Fun_People Archive
24 Sep
News of the Weird
Date: Tue, 24 Sep 91 09:49:18 PDT
To: Fun_People
Subject: News of the Weird
Officials at the Houston Zoo admitted that their coral snake
was a rubber imitation. "We had live snakes in the exhibit,
but they didn't do so well," said curator John Donaho. "They
tend to die."
Robert Kropinski of Philadelphia sued Transcendental Meditation
groups where he spent 11 years as a student & teacher, claiming
he suffered psychological disorders as a result of never having
achieved the "perfect state of life" the group promised. The
36-yr-old real-estate manager said, for example, that the groups
had told him he would be taught to "fly" through self-levitation,
but all he learned to do was "hop with the legs folded in the
lotus position."
A construction company in Saipan, Northern Marianas, placed a
notice in the local newspaper after 1 of its flashing amber
warning lights was stolen from a road construction site on March
28, 1984. Noting that the lights were necessary to warn motorists
of the excavation so they could avoid an accident, the company
said it was removing "the remaining warning lights and we are
not going to install them again unless we are sure they will not
be stolen."
And from "Wrong Arm of the Law":
In Atlanta, a daring thief stole $8900 worth of cameras &
accessories from an exhibit booth at a convention for crime-
detection experts. His getaway was delayed by having to pretend
to be a salesman and give a 45-minute sales pitch to a security
guard who had seen him walking off with the goods.

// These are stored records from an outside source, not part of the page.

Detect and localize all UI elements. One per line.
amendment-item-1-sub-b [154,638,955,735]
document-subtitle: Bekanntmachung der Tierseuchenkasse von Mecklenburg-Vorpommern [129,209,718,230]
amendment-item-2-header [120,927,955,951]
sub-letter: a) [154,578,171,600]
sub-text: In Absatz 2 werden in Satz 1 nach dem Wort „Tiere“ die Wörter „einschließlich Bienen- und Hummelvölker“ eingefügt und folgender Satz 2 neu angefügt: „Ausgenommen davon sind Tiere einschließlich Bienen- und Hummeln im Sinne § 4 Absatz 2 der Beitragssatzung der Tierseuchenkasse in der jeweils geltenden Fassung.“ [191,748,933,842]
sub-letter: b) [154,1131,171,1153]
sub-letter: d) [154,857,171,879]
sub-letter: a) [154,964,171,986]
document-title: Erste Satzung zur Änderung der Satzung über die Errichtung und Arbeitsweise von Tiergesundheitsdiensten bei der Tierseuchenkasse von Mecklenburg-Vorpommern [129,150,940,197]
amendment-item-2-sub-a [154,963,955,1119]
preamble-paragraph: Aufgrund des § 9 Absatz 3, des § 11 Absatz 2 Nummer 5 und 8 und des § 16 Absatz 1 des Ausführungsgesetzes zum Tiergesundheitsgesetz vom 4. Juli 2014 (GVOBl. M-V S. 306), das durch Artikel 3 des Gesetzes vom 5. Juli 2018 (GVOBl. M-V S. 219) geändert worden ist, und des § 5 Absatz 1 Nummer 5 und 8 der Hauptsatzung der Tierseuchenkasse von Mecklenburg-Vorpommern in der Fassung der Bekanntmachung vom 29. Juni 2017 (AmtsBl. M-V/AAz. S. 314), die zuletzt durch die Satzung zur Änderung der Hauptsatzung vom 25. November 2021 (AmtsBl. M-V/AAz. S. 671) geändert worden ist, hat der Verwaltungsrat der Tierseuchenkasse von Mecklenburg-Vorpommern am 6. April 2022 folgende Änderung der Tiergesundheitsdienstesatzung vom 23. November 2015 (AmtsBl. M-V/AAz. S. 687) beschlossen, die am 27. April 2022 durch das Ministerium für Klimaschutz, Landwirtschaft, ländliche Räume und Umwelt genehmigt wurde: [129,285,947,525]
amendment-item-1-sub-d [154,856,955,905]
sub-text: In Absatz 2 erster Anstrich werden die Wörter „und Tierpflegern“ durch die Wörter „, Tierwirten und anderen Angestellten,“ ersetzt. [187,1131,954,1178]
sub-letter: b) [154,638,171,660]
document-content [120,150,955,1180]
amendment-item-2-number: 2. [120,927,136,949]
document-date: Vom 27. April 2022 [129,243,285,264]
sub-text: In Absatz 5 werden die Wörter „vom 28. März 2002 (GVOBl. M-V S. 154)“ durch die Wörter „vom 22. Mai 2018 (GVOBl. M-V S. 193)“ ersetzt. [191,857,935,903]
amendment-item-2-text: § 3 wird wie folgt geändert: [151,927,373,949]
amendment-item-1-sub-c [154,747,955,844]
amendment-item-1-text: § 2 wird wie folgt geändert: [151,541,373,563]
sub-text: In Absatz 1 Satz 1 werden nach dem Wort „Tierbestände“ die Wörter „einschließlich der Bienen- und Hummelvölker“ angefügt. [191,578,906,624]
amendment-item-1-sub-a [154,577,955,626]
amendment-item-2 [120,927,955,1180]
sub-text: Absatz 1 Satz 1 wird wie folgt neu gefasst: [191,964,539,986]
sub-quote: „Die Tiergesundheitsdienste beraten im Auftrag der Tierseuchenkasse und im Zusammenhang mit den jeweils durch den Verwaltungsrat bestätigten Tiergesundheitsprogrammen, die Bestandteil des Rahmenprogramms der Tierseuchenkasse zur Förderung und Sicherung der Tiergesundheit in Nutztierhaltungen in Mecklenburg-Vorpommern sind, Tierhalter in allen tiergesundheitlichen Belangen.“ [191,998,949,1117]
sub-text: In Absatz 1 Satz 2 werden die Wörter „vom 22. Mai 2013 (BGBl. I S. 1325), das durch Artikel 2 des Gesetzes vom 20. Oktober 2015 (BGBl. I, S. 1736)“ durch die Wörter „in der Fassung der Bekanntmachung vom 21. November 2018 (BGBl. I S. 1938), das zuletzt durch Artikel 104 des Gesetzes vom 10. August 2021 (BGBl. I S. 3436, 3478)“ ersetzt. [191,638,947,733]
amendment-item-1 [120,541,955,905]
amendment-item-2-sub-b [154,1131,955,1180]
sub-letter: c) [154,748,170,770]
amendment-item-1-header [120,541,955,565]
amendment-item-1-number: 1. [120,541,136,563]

Police in Tulsa, responding to an emergency call that a man was
holding a woman at knifepoint, surrounded the wrong house. The
man was in the house next door. He tried several times to
surrender, but the police, thinking he was just a nosy neighbor,
kept ordering him back inside. After about an hour, a newspaper
photographer who lived nearby alerted police to their mistake.
In Florida, Dade County & Jacksonville officials discovered that
their new $34 million jail was being built with 195 cells-- but
no cell doors. Michael Berg, city-county director of jails &
prisons, said he wasn't sure how the oversight occurred but that
there was money to pay the extra $1.5 million to have the doors
added. And at the Ontario County Jail in Canandaigua, NY,
installation of new cell doors was halted when officials
discovered the bars were too far apart & prisoners could slip
through them.
Undercover police in Pompano Beach, FL, arranged to sell
2 lbs. of cocaine. The buyers turned out to be undercover
officers from the Ft. Lauderdale police force.

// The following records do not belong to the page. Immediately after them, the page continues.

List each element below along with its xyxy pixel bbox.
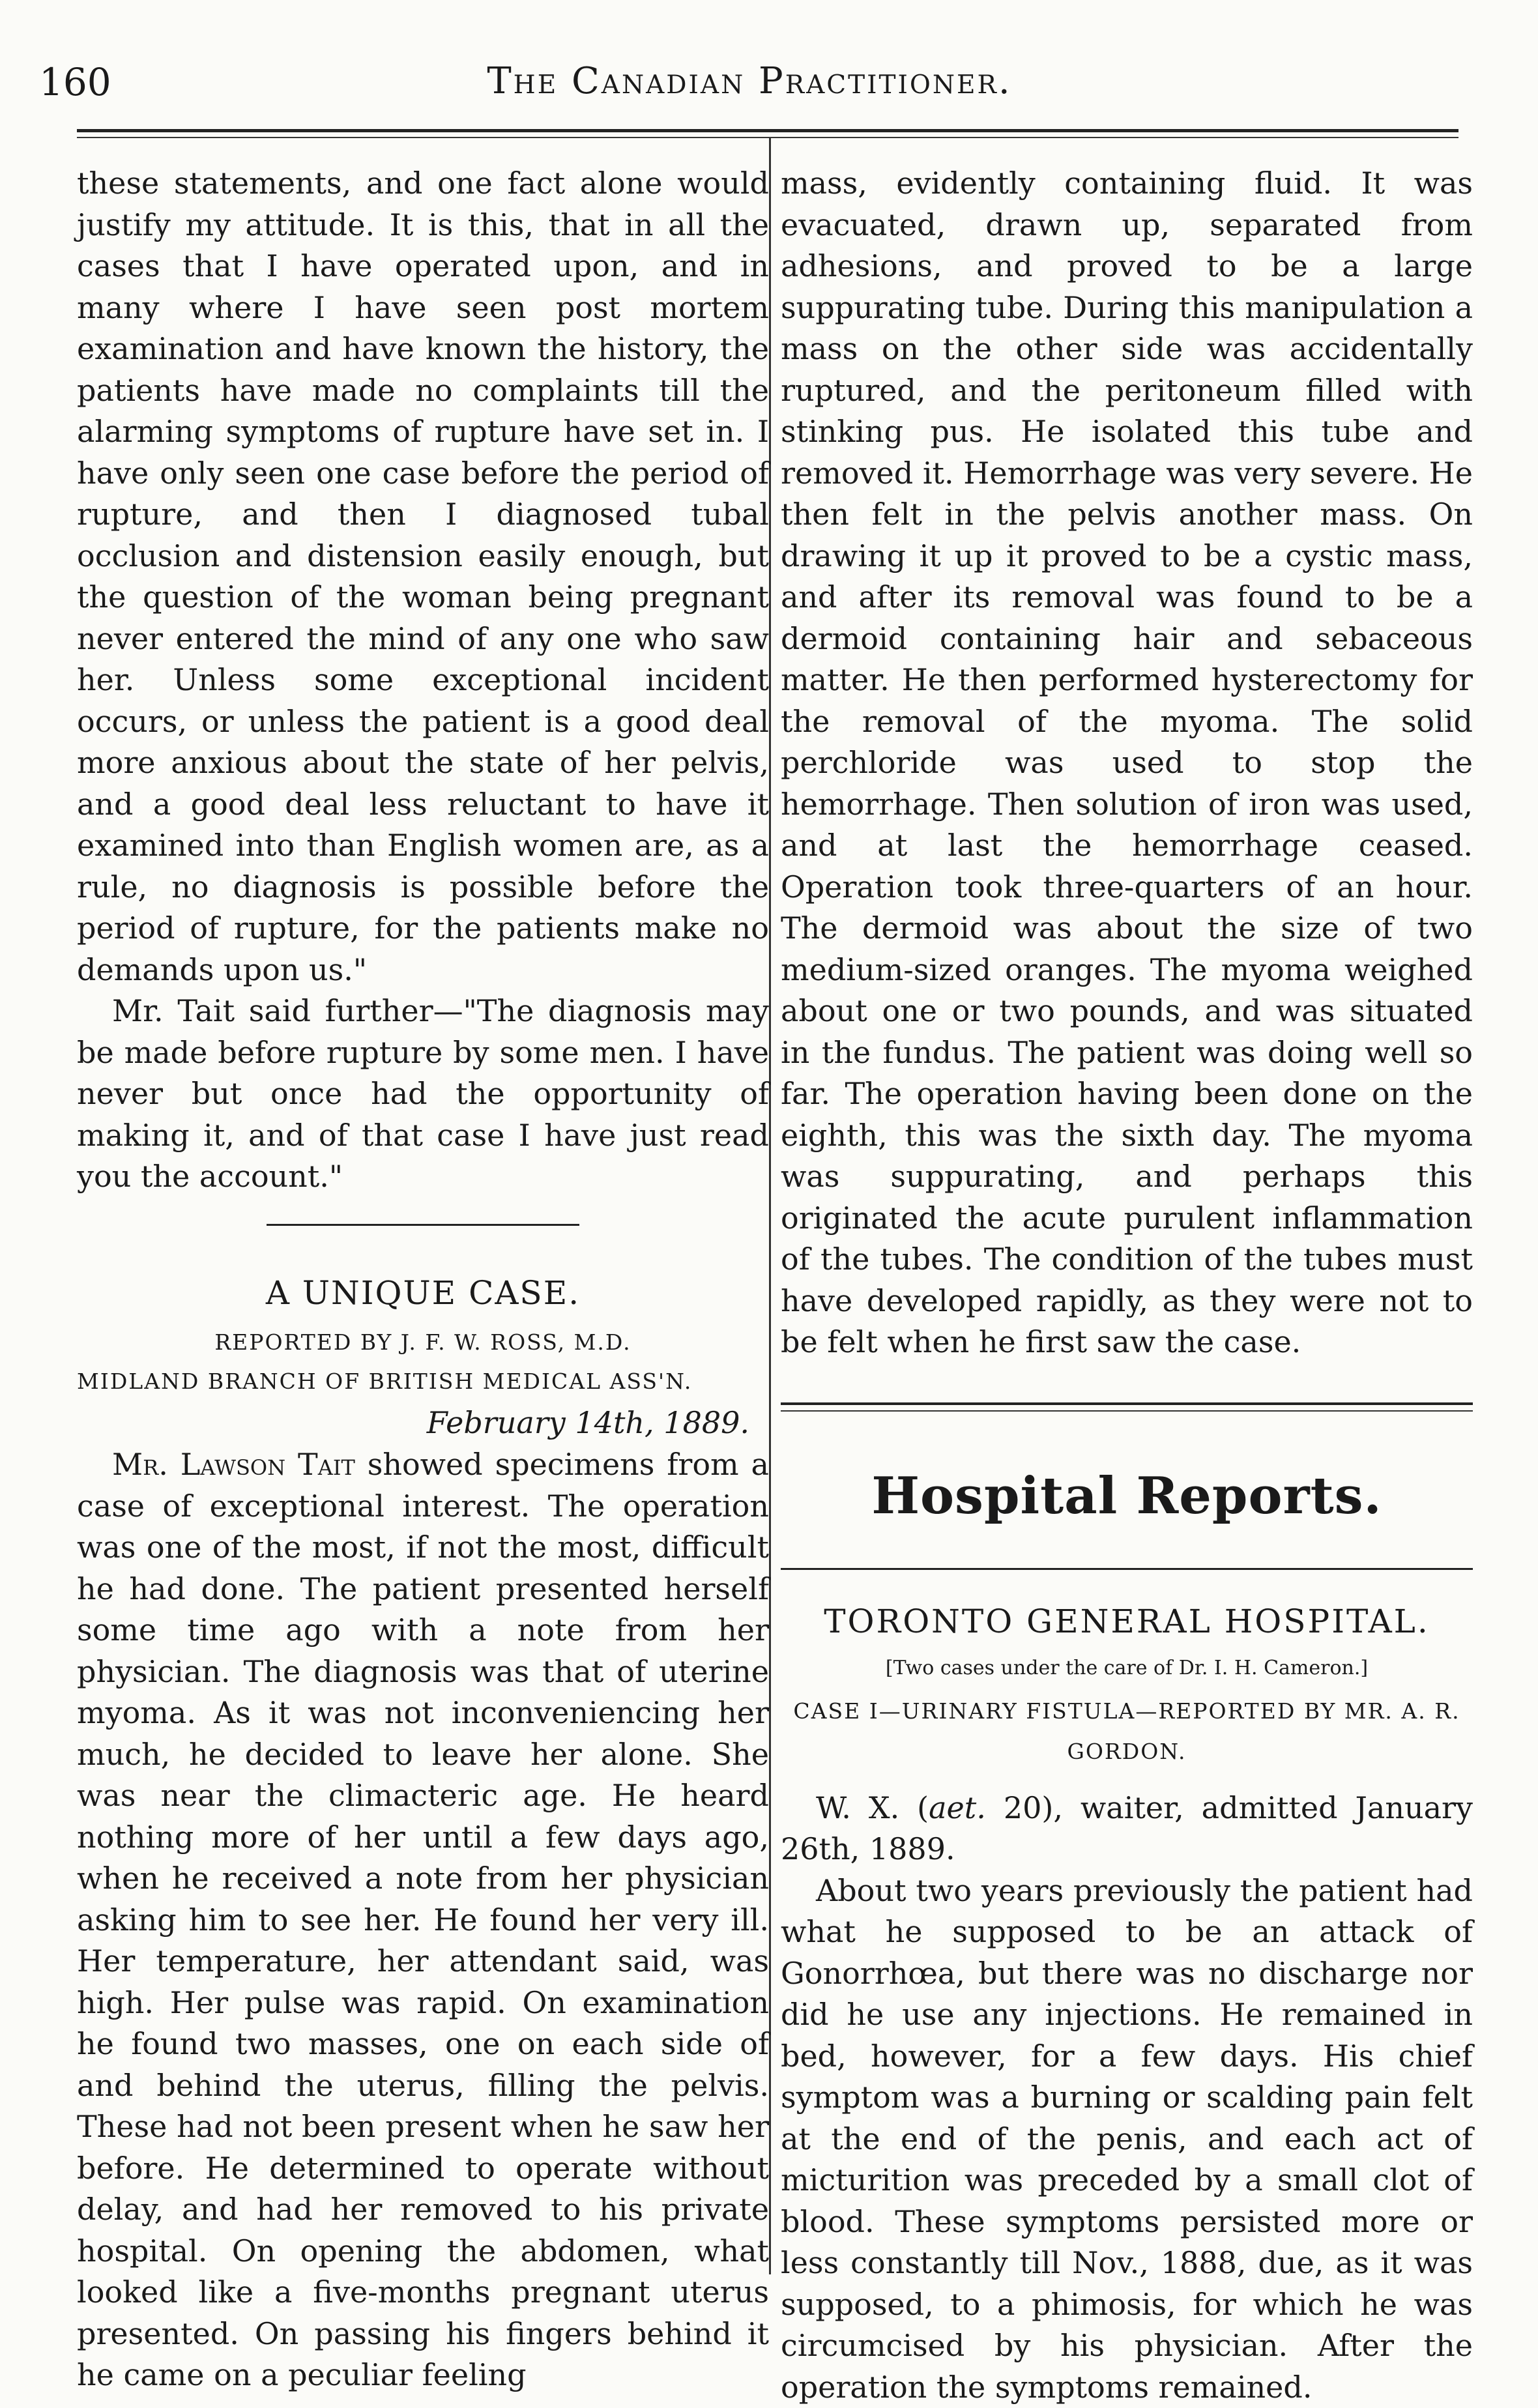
case-para1-start: W. X. ( xyxy=(816,1790,929,1825)
case-title: CASE I—URINARY FISTULA—REPORTED BY MR. A. R. GORDON. xyxy=(781,1691,1473,1772)
section-rule-thick xyxy=(781,1402,1473,1405)
case-paragraph-2: About two years previously the patient had what he supposed to be an attack of Gonorrhœa, but there was no discharge nor did he use any injections. He remained in bed, however, for a few days. His chief symptom was a burning or scalding pain felt at the end of the penis, and each act of micturition was preceded by a small clot of blood. These symptoms persisted more or less constantly till Nov., 1888, due, as it was supposed, to a phimosis, for which he was circumcised by his physician. After the operation the symptoms remained. xyxy=(781,1870,1473,2408)
left-column xyxy=(77,163,769,2396)
case-body-text: showed specimens from a case of exceptional interest. The operation was one of the most, if not the most, difficult he had done. The patient presented herself some time ago with a note from her physician. The diagnosis was that of uterine myoma. As it was not inconveniencing her much, he decided to leave her alone. She was near the climacteric age. He heard nothing more of her until a few days ago, when he received a note from her physician asking him to see her. He found her very ill. Her temperature, her attendant said, was high. Her pulse was rapid. On examination he found two masses, one on each side of and behind the uterus, filling the pelvis. These had not been present when he saw her before. He determined to operate without delay, and had her removed to his private hospital. On opening the abdomen, what looked like a five-months pregnant uterus presented. On passing his fingers behind it he came on a peculiar feeling xyxy=(77,1447,769,2392)
case-para1-aet: aet. xyxy=(929,1790,986,1825)
page-header xyxy=(39,40,1460,112)
report-date: February 14th, 1889. xyxy=(77,1401,769,1444)
column-divider xyxy=(769,137,771,2274)
left-paragraph-1: these statements, and one fact alone would justify my attitude. It is this, that in all the cases that I have operated upon, and in many where I have seen post mortem examination and have known the history, the patients have made no complaints till the alarming symptoms of rupture have set in. I have only seen one case before the period of rupture, and then I diagnosed tubal occlusion and distension easily enough, but the question of the woman being pregnant never entered the mind of any one who saw her. Unless some exceptional incident occurs, or unless the patient is a good deal more anxious about the state of her pelvis, and a good deal less reluctant to have it examined into than English women are, as a rule, no diagnosis is possible before the period of rupture, for the patients make no demands upon us." xyxy=(77,163,769,991)
case-body xyxy=(77,1444,769,2396)
reported-by: REPORTED BY J. F. W. ROSS, M.D. xyxy=(77,1323,769,1362)
right-column xyxy=(781,163,1473,2408)
page-number: 160 xyxy=(39,60,111,104)
case-paragraph-1 xyxy=(781,1788,1473,1870)
header-rule-thick xyxy=(77,129,1458,132)
cases-note: [Two cases under the care of Dr. I. H. Cameron.] xyxy=(781,1652,1473,1685)
journal-title: The Canadian Practitioner. xyxy=(39,60,1460,102)
case-body-lead: Mr. Lawson Tait xyxy=(112,1447,355,1482)
hospital-rule xyxy=(781,1568,1473,1570)
section-title: A UNIQUE CASE. xyxy=(77,1273,769,1314)
section-separator xyxy=(267,1224,579,1226)
case-para1-end: 20), waiter, admitted January 26th, 1889. xyxy=(781,1790,1473,1867)
right-continuation: mass, evidently containing fluid. It was evacuated, drawn up, separated from adhesions, and proved to be a large suppurating tube. During this manipulation a mass on the other side was accidentally ruptured, and the peritoneum filled with stinking pus. He isolated this tube and removed it. Hemorrhage was very severe. He then felt in the pelvis another mass. On drawing it up it proved to be a cystic mass, and after its removal was found to be a dermoid containing hair and sebaceous matter. He then performed hysterectomy for the removal of the myoma. The solid perchloride was used to stop the hemorrhage. Then solution of iron was used, and at last the hemorrhage ceased. Operation took three-quarters of an hour. The dermoid was about the size of two medium-sized oranges. The myoma weighed about one or two pounds, and was situated in the fundus. The patient was doing well so far. The operation having been done on the eighth, this was the sixth day. The myoma was suppurating, and perhaps this originated the acute purulent inflammation of the tubes. The condition of the tubes must have developed rapidly, as they were not to be felt when he first saw the case. xyxy=(781,163,1473,1363)
section-rule-thin xyxy=(781,1410,1473,1412)
header-rule-thin xyxy=(77,137,1458,138)
branch-line: MIDLAND BRANCH OF BRITISH MEDICAL ASS'N. xyxy=(77,1362,769,1401)
hospital-reports-title: Hospital Reports. xyxy=(781,1464,1473,1529)
left-paragraph-2: Mr. Tait said further—"The diagnosis may be made before rupture by some men. I have never but once had the opportunity of making it, and of that case I have just read you the account." xyxy=(77,991,769,1198)
hospital-name: TORONTO GENERAL HOSPITAL. xyxy=(781,1599,1473,1644)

Police in Van Nuys, CA arrested Dennis John Alston on charges
of forging checks, then released him when he posted bail with
a $1500 cashier's check. It turned out to be a forgery.
Police in Sydney Mines, Nova Scotia, raided their own Christmas
party for not having a license to serve liquor.
Tommy Cribbs, the sheriff of Dyer County, TN, was arrested in
Van Buren, MO, after police noticed his car in the parking lot
of a local motel. A car of that description had been used in
the theft of 2 sheep from a nearby farm. Officers who were
questioning people at the motel were led to Cribbs after a
sheep was thrown from the window of his room.